Quatro colunas em estilo neoclássico formam a fachada do Panteão de Labatut, monumento erguido em 1914 no bairro de Pirajá, periferia de Salvador. Ali, todos os anos no dia 1º de julho, flores são depositadas em homenagem a um dos personagens mais controversos das guerras pela Independência no Brasil.

No monumento, estão os restos mortais de Pierre Labatut, mercenário francês que desembarcou na Bahia em outubro de 1822 para liderar as tropas de brasileiros que se organizavam para tomar uma Salvador dominada pelos portugueses.

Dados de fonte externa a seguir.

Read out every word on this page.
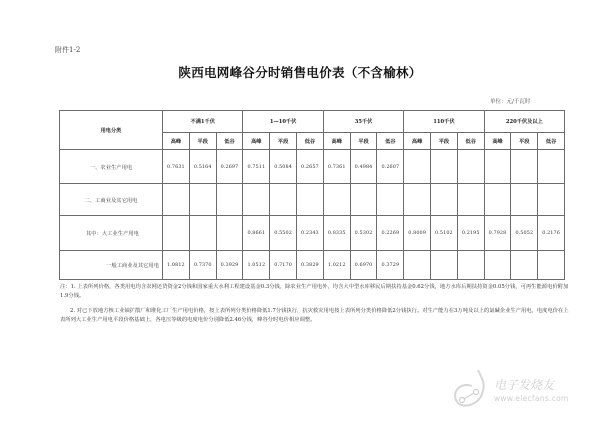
附件1-2
陕西电网峰谷分时销售电价表（不含榆林）
单位：元/千瓦时
用电分类	不满1千伏			1—10千伏			35千伏			110千伏			220千伏及以上		
	高峰	平段	低谷	高峰	平段	低谷	高峰	平段	低谷	高峰	平段	低谷	高峰	平段	低谷
一、农业生产用电	0.7631	0.5164	0.2697	0.7511	0.5084	0.2657	0.7361	0.4984	0.2607						
二、工商业及其它用电															
其中：大工业生产用电				0.8661	0.5502	0.2343	0.8335	0.5302	0.2269	0.8009	0.5102	0.2195	0.7928	0.5052	0.2176
一般工商业及其它用电	1.0812	0.7370	0.3929	1.0512	0.7170	0.3829	1.0212	0.6970	0.3729						

注：1. 上表所列价格，各类用电均含农网还贷资金2分钱和国家重大水利工程建设基金0.3分钱，除农业生产用电外，均含大中型水库移民后期扶持基金0.62分钱，地方水库后期扶持资金0.05分钱，可再生能源电价附加1.9分钱。

2. 对已下放地方核工业铀扩散厂和堆化工厂生产用电价格，按上表所列分类价格降低1.7分钱执行，抗灾救灾用电按上表所列分类价格降低2分钱执行。对生产能力在3万吨及以上的氯碱企业生产用电，电度电价在上表所列大工业生产用电平段价格基础上，各电压等级的电度电价分别降低2.46分钱，峰谷分时电价相应调整。

电子发烧友
www.elecfans.com
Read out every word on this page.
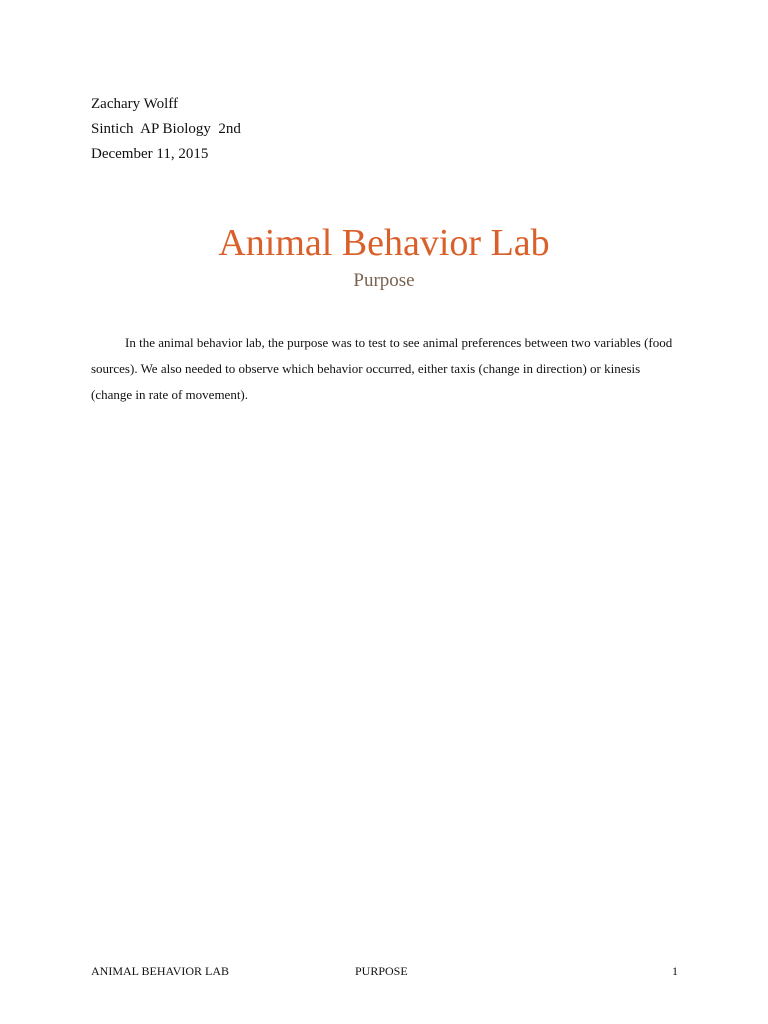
Zachary Wolff
Sintich  AP Biology  2nd
December 11, 2015
Animal Behavior Lab
Purpose

In the animal behavior lab, the purpose was to test to see animal preferences between two variables (food sources). We also needed to observe which behavior occurred, either taxis (change in direction) or kinesis (change in rate of movement).

ANIMAL BEHAVIOR LAB	PURPOSE	1
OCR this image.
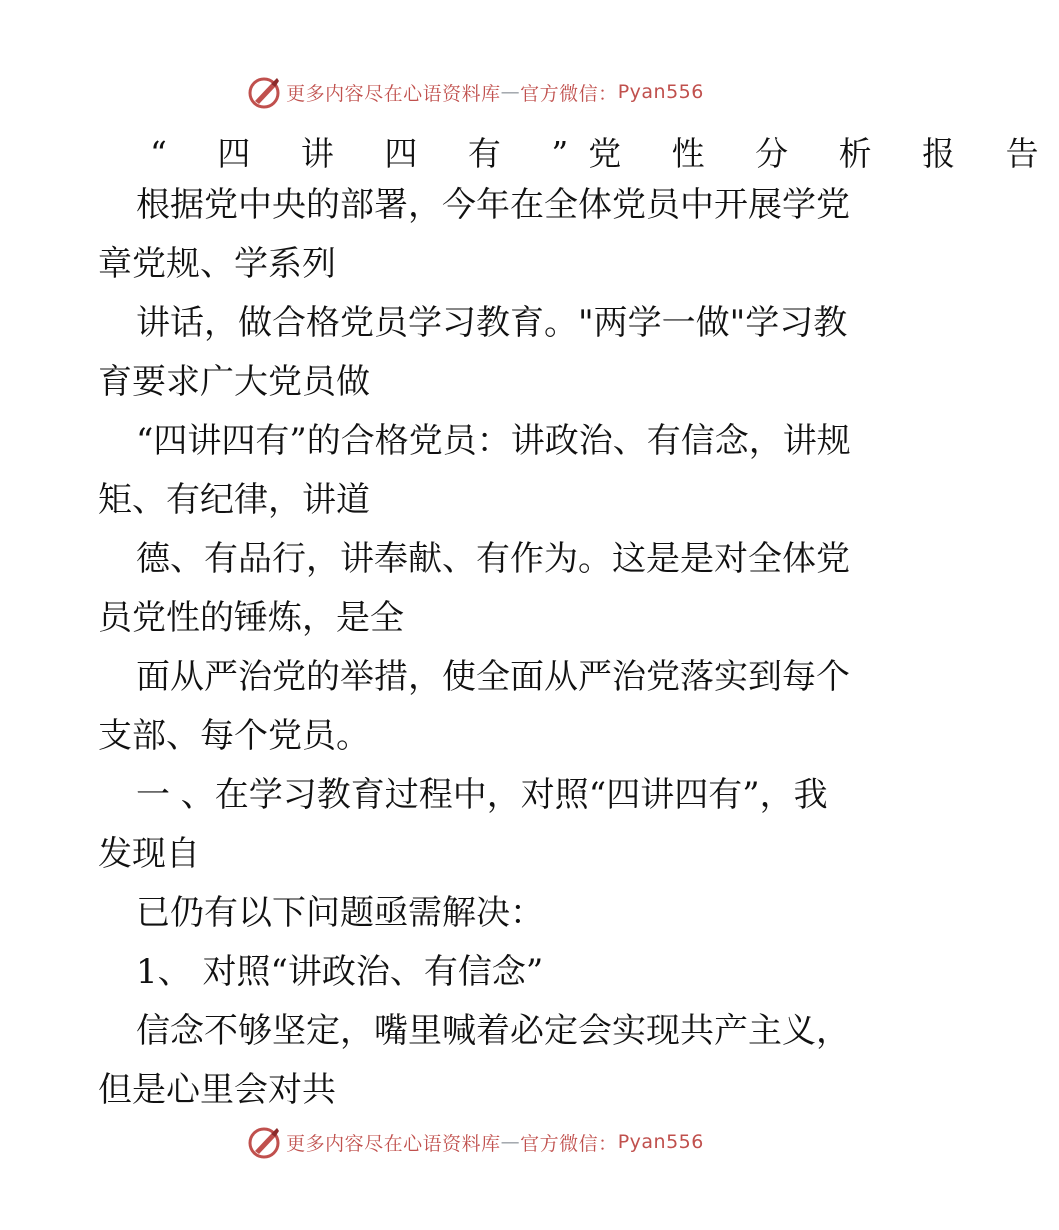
更多内容尽在心语资料库 — 官方微信： Pyan556
“ 四 讲 四 有 ”党 性 分 析 报 告

根据党中央的部署，今年在全体党员中开展学党章党规、学系列

讲话，做合格党员学习教育。"两学一做"学习教育要求广大党员做

“四讲四有”的合格党员：讲政治、有信念，讲规矩、有纪律，讲道

德、有品行，讲奉献、有作为。这是是对全体党员党性的锤炼，是全

面从严治党的举措，使全面从严治党落实到每个支部、每个党员。

一 、在学习教育过程中，对照“四讲四有”，我发现自

已仍有以下问题亟需解决：

1、 对照“讲政治、有信念”

信念不够坚定，嘴里喊着必定会实现共产主义，但是心里会对共

更多内容尽在心语资料库 — 官方微信： Pyan556
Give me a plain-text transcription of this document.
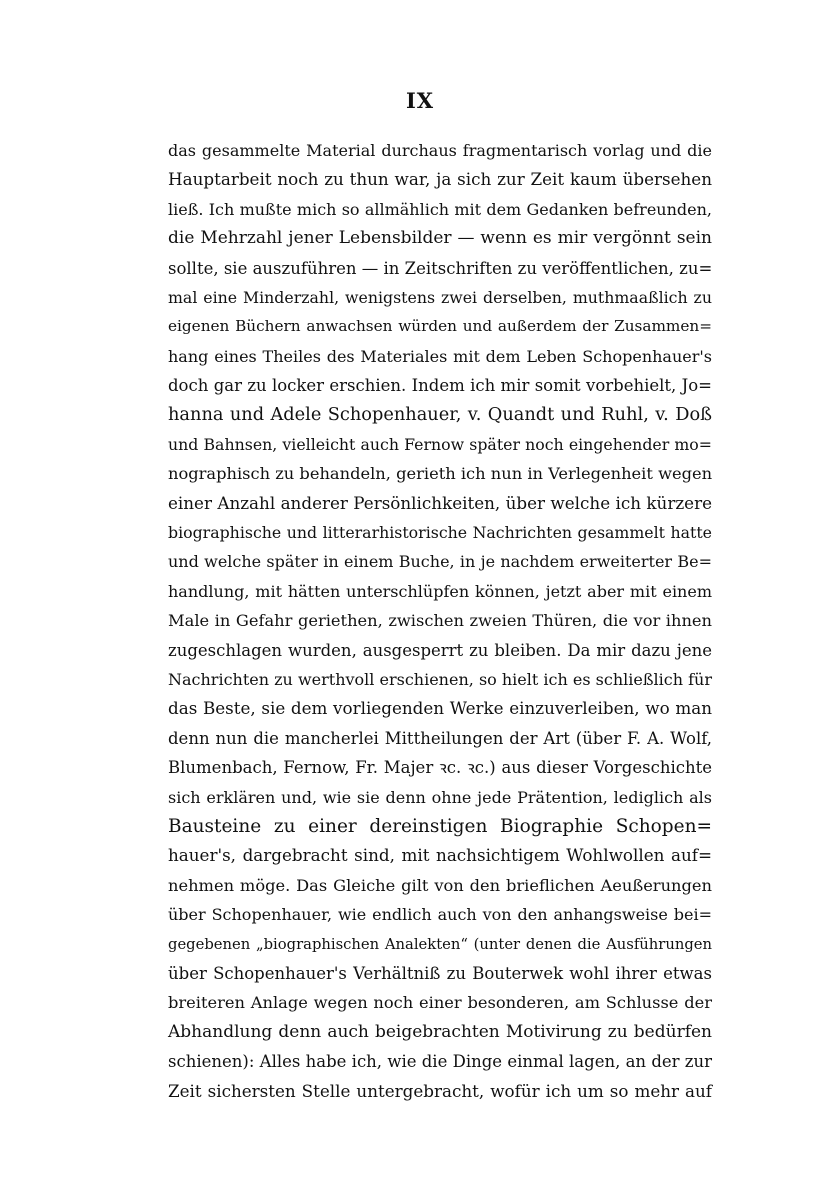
IX
das gesammelte Material durchaus fragmentarisch vorlag und die
Hauptarbeit noch zu thun war, ja sich zur Zeit kaum übersehen
ließ. Ich mußte mich so allmählich mit dem Gedanken befreunden,
die Mehrzahl jener Lebensbilder — wenn es mir vergönnt sein
sollte, sie auszuführen — in Zeitschriften zu veröffentlichen, zu=
mal eine Minderzahl, wenigstens zwei derselben, muthmaaßlich zu
eigenen Büchern anwachsen würden und außerdem der Zusammen=
hang eines Theiles des Materiales mit dem Leben Schopenhauer's
doch gar zu locker erschien. Indem ich mir somit vorbehielt, Jo=
hanna und Adele Schopenhauer, v. Quandt und Ruhl, v. Doß
und Bahnsen, vielleicht auch Fernow später noch eingehender mo=
nographisch zu behandeln, gerieth ich nun in Verlegenheit wegen
einer Anzahl anderer Persönlichkeiten, über welche ich kürzere
biographische und litterarhistorische Nachrichten gesammelt hatte
und welche später in einem Buche, in je nachdem erweiterter Be=
handlung, mit hätten unterschlüpfen können, jetzt aber mit einem
Male in Gefahr geriethen, zwischen zweien Thüren, die vor ihnen
zugeschlagen wurden, ausgesperrt zu bleiben. Da mir dazu jene
Nachrichten zu werthvoll erschienen, so hielt ich es schließlich für
das Beste, sie dem vorliegenden Werke einzuverleiben, wo man
denn nun die mancherlei Mittheilungen der Art (über F. A. Wolf,
Blumenbach, Fernow, Fr. Majer ꝛc. ꝛc.) aus dieser Vorgeschichte
sich erklären und, wie sie denn ohne jede Prätention, lediglich als
Bausteine zu einer dereinstigen Biographie Schopen=
hauer's, dargebracht sind, mit nachsichtigem Wohlwollen auf=
nehmen möge. Das Gleiche gilt von den brieflichen Aeußerungen
über Schopenhauer, wie endlich auch von den anhangsweise bei=
gegebenen „biographischen Analekten“ (unter denen die Ausführungen
über Schopenhauer's Verhältniß zu Bouterwek wohl ihrer etwas
breiteren Anlage wegen noch einer besonderen, am Schlusse der
Abhandlung denn auch beigebrachten Motivirung zu bedürfen
schienen): Alles habe ich, wie die Dinge einmal lagen, an der zur
Zeit sichersten Stelle untergebracht, wofür ich um so mehr auf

centralizado dentro de uma moldura oval, está um retrato de pierre labatut. ele é um homem branco de cabelos curtos, entre o preto e o grisalho, e usa uma condecorada farda militar
Pierre Labatut, em retrato feito por Oscar Pereira da Silva em 1925 - Acervo do Museu do Ipiranga

Ele organizou batalhões do Exército Libertador, mandou matar escravizados que se uniram aos portugueses, foi preso após sublevação de oficiais brasileiros, voltou à capital baiana já com idade avançada e morreu em 1849 cercado por uma aura de herói da Independência.

Nascido em 1776 em Cannes, cidade do sul da França às margens do Mediterrâneo, Labatut teve trajetória no meio militar e participou das Guerras Napoleônicas na Península Ibérica. Anos depois, foi para a Colômbia, onde lutou ao lado de Simon Bolívar pela Independência da América espanhola.

Veio para o Brasil em 1819 e, três anos depois, foi contratado pelo príncipe regente Dom Pedro de Alcântara para reforçar as tropas que lutavam pela Independência do Brasil na Bahia.

Depois de conflitos entre portugueses e nascidos no Brasil em Salvador, em fevereiro de 1822, e em Cachoeira, em junho do mesmo ano, os baianos organizavam uma contraofensiva a partir da região do Recôncavo para tomar a capital baiana, que ainda vivia sob jugo português.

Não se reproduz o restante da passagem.